Dans une affaire portée à la connaissance de la Cour de cassation le 15 novembre dernier, à la suite de son licenciement une salariée demandait un rappel de salaire au titre d'heures supplémentaires.
La Cour d’appel saisie du litige l’avait débouté de sa demande, au motif que le décompte qu’elle fournissait n'était pas suffisamment précis, puisqu’il ne reprenait pas tous les jours de la semaine, mais seulement le jour de repos, tandis que les attestations fournies par l'employeur contredisaient ces décomptes, et remettaient en cause sa ponctualité et son sérieux dans le respect des horaires.
Cette position est sanctionnée par la Cour de cassation qui rappelle qu’ « en cas de litige relatif à l'existence ou au nombre d'heures de travail accomplies, il appartient au salarié de présenter, à l'appui de sa demande, des éléments suffisamment précis quant aux heures non rémunérées qu'il prétend avoir accomplies afin de permettre à l'employeur, qui assure le contrôle des heures de travail effectuées, d'y répondre utilement en produisant ses propres éléments. Le juge forme sa conviction en tenant compte de l'ensemble de ces éléments au regard des exigences rappelées aux dispositions légales et réglementaires précitées. Après analyse des pièces produites par l'une et l'autre des parties, dans l'hypothèse où il retient l'existence d'heures supplémentaires, il évalue souverainement, sans être tenu de préciser le détail de son calcul, l'importance de celles-ci et fixe les créances salariales s'y rapportant ».
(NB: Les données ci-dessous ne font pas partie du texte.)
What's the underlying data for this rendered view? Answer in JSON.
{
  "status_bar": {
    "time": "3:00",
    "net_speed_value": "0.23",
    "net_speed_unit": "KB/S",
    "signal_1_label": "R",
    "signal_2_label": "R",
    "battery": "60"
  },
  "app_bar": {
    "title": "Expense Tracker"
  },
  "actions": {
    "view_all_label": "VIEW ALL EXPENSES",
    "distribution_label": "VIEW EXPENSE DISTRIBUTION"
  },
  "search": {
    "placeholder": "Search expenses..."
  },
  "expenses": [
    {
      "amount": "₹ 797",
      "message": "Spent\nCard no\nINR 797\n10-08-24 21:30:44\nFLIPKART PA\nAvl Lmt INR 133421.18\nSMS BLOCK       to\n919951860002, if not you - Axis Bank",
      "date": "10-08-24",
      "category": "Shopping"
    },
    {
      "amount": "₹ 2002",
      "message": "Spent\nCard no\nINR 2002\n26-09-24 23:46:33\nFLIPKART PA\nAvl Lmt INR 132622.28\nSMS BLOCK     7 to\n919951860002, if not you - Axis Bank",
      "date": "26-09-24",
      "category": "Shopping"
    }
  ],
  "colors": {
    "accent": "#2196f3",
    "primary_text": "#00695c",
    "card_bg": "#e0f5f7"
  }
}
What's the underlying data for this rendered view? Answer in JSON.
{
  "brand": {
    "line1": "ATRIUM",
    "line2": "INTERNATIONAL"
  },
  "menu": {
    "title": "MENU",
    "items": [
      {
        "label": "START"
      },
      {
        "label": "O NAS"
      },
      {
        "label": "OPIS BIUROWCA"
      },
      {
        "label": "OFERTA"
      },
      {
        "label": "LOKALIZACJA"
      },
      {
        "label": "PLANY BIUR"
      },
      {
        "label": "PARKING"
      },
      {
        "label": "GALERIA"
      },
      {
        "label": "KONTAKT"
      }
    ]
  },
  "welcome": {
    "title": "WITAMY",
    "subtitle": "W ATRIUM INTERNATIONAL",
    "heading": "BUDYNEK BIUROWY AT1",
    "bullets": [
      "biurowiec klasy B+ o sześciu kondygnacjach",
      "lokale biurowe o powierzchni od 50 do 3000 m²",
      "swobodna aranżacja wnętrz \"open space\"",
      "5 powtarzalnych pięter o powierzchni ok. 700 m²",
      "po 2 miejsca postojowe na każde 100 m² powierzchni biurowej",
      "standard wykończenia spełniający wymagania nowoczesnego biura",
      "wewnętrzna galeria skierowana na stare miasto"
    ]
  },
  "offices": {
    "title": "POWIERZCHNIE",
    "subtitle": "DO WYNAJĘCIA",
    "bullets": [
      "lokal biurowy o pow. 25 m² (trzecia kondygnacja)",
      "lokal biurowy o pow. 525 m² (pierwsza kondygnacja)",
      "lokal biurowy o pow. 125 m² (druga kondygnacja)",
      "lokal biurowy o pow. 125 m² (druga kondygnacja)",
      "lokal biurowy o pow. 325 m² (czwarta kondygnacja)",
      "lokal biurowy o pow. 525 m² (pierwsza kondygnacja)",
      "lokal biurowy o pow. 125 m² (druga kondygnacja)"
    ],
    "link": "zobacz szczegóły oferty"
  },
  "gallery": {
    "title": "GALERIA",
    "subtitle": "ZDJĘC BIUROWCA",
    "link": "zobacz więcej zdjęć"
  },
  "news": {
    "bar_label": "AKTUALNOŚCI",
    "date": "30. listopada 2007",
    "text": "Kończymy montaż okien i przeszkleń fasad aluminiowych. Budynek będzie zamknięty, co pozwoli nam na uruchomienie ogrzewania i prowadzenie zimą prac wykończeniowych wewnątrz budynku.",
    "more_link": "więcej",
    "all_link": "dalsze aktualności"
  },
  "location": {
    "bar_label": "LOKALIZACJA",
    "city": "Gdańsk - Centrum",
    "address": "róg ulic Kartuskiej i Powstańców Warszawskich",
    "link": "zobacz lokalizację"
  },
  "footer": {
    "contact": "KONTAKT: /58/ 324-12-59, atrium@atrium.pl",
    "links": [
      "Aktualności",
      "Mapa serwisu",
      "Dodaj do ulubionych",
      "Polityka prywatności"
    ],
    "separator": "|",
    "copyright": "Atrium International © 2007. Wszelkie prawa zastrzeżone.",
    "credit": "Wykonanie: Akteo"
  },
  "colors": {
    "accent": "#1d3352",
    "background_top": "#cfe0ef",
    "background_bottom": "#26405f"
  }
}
Or en l’espèce, alors qu'il résultait des propres constatations de la juridiction d’appel, que la salariée présentait, pour les semaines durant lesquelles il prétendait avoir travaillé pendant ses jours de repos, des éléments suffisamment précis pour permettre à l'employeur de répondre, là où ce dernier ne produisait aucun élément de contrôle de la durée du travail, la Cour d'appel a fait peser la charge de la preuve sur le seul salarié, en violation de l’article L 3171-4 du Code du travail.